LinkedIn’s algorithm has gone through its most significant overhaul in years, and the results are measurable. Overall organic reach is down approximately 50% for the average user compared to 2025. Engagement has dropped by 25%. Follower growth is down 59%. Those numbers sound alarming until you understand what the algorithm is actually rewarding in 2026: depth, conversation, and specific content formats that signal genuine professional value. The formats that are thriving are growing faster than ever. The formats that are declining deserved to decline.
The 69% Video Performance Boost
Native video posted directly to LinkedIn delivers a 69% performance boost compared to other post formats in specific contexts, according to data from Richard van der Blom’s Algorithm Insights 2025 Report and corroborated by multiple third-party analysis platforms including Agorapulse and Sales So. The specific qualifier matters: video performance is strongest when a recognizable brand or speaker appears in the first four seconds. LinkedIn’s algorithm has identified this as a trust and authenticity signal, rewarding content where a real person’s face or recognized brand identity appears immediately rather than opening on text, graphics, or B-roll.
LinkedIn Live performs even more dramatically, generating 24 times more engagement than standard posts. The reasons are structural. Live video generates real-time comments that signal active engagement to the algorithm. It creates a shared experience that drives direct messages and connection requests alongside public interaction. And the algorithm specifically values engagement velocity, how quickly a post generates interaction in the first 30 to 60 minutes, which live sessions front-load naturally.
Documents and Carousels: The Surprise Leader
Despite video’s algorithmic boost, document posts and PDF carousels are generating the highest engagement rates of any LinkedIn format in 2026. Buffer’s analysis of over a million LinkedIn posts found that carousels and document posts generate nearly three times more engagement than video and six times more than text-only posts. Sales So data shows native documents achieving 6.1% average engagement, with native video at 5.6%. The save action, which viewers take when they want to return to a carousel or document later, provides a significant algorithmic signal that the algorithm specifically rewards as a quality indicator.
The reason documents outperform on engagement while video outperforms on reach is the nature of the interaction. A video is watched passively. A document is read actively, swiped through, and saved for reference. The algorithm is measuring depth of interaction, not just volume, and documents produce deeper interactions per viewer.
What the Algorithm Penalizes
External links are penalized heavily. Posts with links to external websites see approximately 60% less reach than equivalent posts without links. The link in first comment workaround, which users adopted to avoid the penalty, was identified and penalized as of early 2026. LinkedIn’s logic is straightforward: it wants to keep users on the platform. Any signal that your content is trying to drive people away from LinkedIn is treated as a distribution penalty.
Company pages have also been systematically deprioritized. Organic reach for company pages dropped between 60 and 66% between 2024 and 2026. Personal profiles now generate 561% more reach than company pages according to analysis from TryOrdinal.
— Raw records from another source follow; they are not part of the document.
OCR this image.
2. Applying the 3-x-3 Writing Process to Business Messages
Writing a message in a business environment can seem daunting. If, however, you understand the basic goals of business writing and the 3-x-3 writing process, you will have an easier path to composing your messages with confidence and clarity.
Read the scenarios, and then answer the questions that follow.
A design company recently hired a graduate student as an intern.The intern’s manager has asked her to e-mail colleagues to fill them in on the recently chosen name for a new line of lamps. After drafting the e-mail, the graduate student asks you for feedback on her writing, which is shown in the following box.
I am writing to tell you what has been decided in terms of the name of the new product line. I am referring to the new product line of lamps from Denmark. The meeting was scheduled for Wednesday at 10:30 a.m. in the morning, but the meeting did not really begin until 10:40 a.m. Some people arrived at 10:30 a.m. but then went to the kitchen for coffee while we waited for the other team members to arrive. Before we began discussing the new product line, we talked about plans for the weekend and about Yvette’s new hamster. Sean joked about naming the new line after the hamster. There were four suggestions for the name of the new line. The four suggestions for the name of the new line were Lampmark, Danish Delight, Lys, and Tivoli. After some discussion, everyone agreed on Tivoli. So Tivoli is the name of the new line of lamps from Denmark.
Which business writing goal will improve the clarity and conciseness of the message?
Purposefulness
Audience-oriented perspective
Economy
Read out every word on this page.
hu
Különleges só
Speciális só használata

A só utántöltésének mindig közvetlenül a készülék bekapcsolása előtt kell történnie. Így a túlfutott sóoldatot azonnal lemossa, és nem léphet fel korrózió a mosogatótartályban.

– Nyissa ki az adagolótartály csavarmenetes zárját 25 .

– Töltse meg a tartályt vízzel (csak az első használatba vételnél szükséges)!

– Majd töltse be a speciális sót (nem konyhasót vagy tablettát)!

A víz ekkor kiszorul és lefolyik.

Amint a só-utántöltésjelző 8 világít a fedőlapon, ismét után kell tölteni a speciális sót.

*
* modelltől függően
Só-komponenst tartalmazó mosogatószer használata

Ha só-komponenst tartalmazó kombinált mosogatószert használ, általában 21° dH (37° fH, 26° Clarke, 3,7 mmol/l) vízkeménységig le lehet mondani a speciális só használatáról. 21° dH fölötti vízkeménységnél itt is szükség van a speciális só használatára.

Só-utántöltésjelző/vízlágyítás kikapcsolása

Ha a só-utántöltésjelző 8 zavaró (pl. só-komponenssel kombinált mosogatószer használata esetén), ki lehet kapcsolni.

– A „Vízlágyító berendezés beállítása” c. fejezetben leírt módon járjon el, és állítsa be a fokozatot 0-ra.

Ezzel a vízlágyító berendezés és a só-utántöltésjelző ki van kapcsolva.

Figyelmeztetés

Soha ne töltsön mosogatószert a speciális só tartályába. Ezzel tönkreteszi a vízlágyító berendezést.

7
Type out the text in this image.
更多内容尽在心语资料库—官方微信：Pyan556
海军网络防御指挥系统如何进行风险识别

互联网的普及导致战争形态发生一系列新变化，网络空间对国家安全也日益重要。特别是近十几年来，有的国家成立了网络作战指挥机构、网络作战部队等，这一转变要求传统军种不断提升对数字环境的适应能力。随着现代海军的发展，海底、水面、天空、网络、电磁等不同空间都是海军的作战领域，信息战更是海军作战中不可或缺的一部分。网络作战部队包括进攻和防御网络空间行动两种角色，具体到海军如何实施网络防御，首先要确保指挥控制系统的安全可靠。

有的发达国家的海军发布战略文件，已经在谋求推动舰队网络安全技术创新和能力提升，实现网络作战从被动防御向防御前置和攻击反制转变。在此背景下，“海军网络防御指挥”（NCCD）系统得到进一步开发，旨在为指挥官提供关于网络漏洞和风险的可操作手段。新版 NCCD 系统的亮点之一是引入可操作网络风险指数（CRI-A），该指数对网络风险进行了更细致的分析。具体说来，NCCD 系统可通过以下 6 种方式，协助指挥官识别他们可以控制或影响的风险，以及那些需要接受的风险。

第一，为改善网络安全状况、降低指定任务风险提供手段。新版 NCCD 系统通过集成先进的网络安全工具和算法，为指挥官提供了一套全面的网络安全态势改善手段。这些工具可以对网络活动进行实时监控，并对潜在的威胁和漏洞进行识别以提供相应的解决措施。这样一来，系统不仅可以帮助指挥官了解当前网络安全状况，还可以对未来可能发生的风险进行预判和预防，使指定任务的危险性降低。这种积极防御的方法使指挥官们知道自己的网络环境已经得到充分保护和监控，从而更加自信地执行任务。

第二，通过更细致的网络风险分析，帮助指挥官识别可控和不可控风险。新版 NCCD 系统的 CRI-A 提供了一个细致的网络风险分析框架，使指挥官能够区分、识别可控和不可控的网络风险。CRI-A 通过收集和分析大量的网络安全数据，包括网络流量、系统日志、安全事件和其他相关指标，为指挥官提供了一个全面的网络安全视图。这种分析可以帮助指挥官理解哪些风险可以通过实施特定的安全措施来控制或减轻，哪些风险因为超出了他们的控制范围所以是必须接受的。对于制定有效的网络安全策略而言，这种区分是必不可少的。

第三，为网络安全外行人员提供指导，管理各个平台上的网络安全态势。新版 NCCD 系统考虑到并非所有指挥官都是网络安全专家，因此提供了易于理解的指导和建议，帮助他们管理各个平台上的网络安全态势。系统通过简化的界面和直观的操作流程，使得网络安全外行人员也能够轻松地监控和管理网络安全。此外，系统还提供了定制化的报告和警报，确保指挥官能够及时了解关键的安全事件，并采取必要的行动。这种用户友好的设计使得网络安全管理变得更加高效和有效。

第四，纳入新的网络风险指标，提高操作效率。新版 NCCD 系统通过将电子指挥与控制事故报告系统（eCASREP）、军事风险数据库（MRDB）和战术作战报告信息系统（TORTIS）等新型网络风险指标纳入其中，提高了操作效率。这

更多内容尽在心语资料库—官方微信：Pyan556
The algorithmic reasoning aligns with LinkedIn’s stated goal of fostering human-to-human connection. A post from a named professional with a face, expertise, and point of view distributes better than a post from a brand logo.
How to Use These Signals Practically
Post 2 to 3 times per week of high-quality content rather than daily low-quality content. The algorithm hides a previous post when you publish a new one, and each post needs 24 hours to reach its full distribution potential. Daily posting at lower quality compounds into less reach per post, not more total reach.
Build your personal profile rather than your company page. Executives and founders who post from personal accounts with genuine perspective and professional experience are the primary beneficiaries of LinkedIn’s 2026 algorithm. Their content is distributed to their network and beyond through topic-based recommendations.
Start videos with your face or a recognizable brand presence in the first four seconds. Write a punchy single-sentence hook above the fold for text posts. For documents, lead with a clear value proposition on slide one that tells the reader exactly what they will learn. Comment meaningfully on other people’s posts in your first 15 minutes online each day. These practices align with what LinkedIn’s algorithm measures: genuine expertise, real engagement, and content that keeps users reading rather than scrolling past.